La buona scuola inizia dalla pasta e ceci. Non a Benevento. La Ristorò – l’azienda che gestisce per conto del Comune la mensa di molte scuole materne ed elementari del capoluogo – il 13 dicembre 2014 gettò via per sua stessa ammissione la pasta e ceci perché i legumi non risultavano ben cotti. Evidentemente Gianluigi Barretta, funzionario e socio dell’azienda culinaria, deve avere un palato sopraffino degno del nostro Antonio Medici se decise di eliminare tutto il pasto di giornata per un problema di semplice cottura. Purtroppo, nel video di Antonio Crispino pubblicato dal Corriere.it la storia che si racconta è molto diversa: non fu un problema di cottura ma di vermi, la pasta e ceci era già stata confezionata e solo dopo l’insistenza delle cuoche – una delle quali arriva a dire di non aver fatto mai mangiare sua figlia alla mensa scolastica – le vaschette con la pasta e ceci vennero bloccate ed eliminate. Il video non solo racconta ma documenta: infatti, la versione di Barretta è smentita clamorosamente dall’operaio che afferma di aver gettato le confezioni monouso che proprio per il giornalista del Corriere recupera e mostra.
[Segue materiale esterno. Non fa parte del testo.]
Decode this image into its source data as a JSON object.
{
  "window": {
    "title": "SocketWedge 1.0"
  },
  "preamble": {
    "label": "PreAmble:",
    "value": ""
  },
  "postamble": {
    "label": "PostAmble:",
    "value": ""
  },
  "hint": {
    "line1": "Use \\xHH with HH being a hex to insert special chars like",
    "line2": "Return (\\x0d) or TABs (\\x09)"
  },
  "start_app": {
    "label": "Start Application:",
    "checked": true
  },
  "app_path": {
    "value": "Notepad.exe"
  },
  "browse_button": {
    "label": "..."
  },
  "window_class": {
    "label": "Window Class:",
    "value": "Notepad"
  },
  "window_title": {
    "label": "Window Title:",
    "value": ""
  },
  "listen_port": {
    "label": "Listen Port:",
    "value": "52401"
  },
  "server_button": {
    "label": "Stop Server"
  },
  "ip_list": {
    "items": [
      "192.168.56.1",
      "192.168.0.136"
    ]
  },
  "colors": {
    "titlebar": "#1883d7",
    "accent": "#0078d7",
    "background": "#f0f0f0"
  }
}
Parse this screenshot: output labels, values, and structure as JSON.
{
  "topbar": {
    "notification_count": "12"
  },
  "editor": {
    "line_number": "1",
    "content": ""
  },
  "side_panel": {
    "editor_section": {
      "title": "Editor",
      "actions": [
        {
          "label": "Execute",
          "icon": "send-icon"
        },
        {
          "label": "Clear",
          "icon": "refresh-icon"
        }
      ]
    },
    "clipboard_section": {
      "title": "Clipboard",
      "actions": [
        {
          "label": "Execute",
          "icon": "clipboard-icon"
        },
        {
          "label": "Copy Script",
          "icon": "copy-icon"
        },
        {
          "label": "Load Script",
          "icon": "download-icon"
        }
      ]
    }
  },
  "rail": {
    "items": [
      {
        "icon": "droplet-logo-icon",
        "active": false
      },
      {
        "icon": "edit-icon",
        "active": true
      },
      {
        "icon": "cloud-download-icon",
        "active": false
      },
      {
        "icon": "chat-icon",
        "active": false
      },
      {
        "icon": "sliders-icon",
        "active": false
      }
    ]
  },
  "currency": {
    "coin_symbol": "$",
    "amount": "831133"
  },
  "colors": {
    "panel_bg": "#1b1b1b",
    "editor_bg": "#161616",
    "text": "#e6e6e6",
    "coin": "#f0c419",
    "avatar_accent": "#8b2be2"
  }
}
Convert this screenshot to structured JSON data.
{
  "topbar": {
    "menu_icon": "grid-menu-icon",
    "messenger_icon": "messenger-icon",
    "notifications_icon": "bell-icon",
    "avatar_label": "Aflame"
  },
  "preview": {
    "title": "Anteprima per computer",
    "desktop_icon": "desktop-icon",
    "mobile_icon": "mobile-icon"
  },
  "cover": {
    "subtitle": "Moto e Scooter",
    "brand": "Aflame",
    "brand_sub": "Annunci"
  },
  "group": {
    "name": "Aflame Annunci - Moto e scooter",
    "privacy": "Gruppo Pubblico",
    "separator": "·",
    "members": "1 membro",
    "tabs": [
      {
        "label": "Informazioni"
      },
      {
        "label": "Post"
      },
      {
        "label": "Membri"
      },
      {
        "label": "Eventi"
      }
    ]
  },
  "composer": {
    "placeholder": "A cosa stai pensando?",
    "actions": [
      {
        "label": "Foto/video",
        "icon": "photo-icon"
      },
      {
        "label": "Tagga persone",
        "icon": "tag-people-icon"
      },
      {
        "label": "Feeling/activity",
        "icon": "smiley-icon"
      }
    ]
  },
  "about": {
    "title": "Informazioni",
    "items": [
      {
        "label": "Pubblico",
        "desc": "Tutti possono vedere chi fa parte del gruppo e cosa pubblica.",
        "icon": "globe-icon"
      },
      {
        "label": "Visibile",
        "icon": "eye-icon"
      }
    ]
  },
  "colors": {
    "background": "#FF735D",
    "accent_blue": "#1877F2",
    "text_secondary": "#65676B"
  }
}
La scuola è sommersa dalla retorica. Tale e tanta e a tutti i livelli è la retorica – nazionale, regionale, provinciale, comunale – che non si è neanche in grado di servire un buon piatto di pasta a ceci ai bambini delle scuole materne. Perché in questa brutta storia che va chiarita in ogni suo aspetto – dalla cucina all’appalto ai controlli – ci sono di mezzo i bambini. La mensa di un servizio scolastico ha bisogno non solo di igiene e pulizia – e vorrei vedere! – ma di amore. In questa vicenda, invece, proprio l’amore è l’ingrediente assente. Il pasto giunge da fuori ed è prodotto – anche per ragioni di costi probabilmente – industrialmente. Il Comune affida il servizio di mensa scolastica come fosse un appalto qualunque. I controlli non si sa se sono fatti ma si sa che tra i controllori figurano anche i controllati. Il Comune, qualunque sia il colore politico dell’amministrazione – un fatto questo irrilevante -, dovrebbe seguire da vicino la qualità del servizio della mensa. Le scuole primarie – materna ed elementari – hanno un’amministrazione e una gestione comunale: dipendono prima di tutto dal municipio. Ed è giusto che sia così perché la scuola nasce dallo stesso corpo della società che ha al suo interno sia l’esigenza educativa sia le risorse per soddisfarla. Ma un Comune che non si cura più di tanto della qualità della mensa scolastica è un municipio che considera la scuola né più né meno che un impiccio. Così l’appalto della mensa scolastica diventa un appalto come tutti gli altri. Pasta e ceci.
Pasta e ceci è un piatto nazionale. E’ storia. Rimane memorabile la scena del film di Mario Monicelli, I soliti ignoti, quando la banda composta da Ferribotte, Peppe, Tiberio demolisce la parete dell’appartamento nel quale è furtivamente entrata ma invece di ritrovarsi nel Banco dei pegni con la “comare” – cassaforte – si ritrova nella cucina dell’appartamento dove il vecchio Capannelle si è accomodato a mangiare la pasta e ceci che ha trovato in frigorifero. Almeno, anche per quella mattinata, ha rimediato un pasto. Solo un film? Commedia e nulla più? Sarà. Ma la commedia all’italiana – e in quella commedia c’è una superba interpretazione di Totò – tratta in modo comico, ironico e umoristico argomenti drammatici. Basta cambiare un tono per passare dalla commedia al dramma.
Anche la pasta e ceci della mensa scolastica beneventana sembra essere la scena di una commedia all’italiana in cui il comico tempera il drammatico. I personaggi non mancano. Ci mette del suo anche il capo dei vigili – Moschella – che chiede il tesserino da giornalista ad Antonio Crispino. Tanto per capire se siamo uomini o caporali. Ma questa volta senza Totò.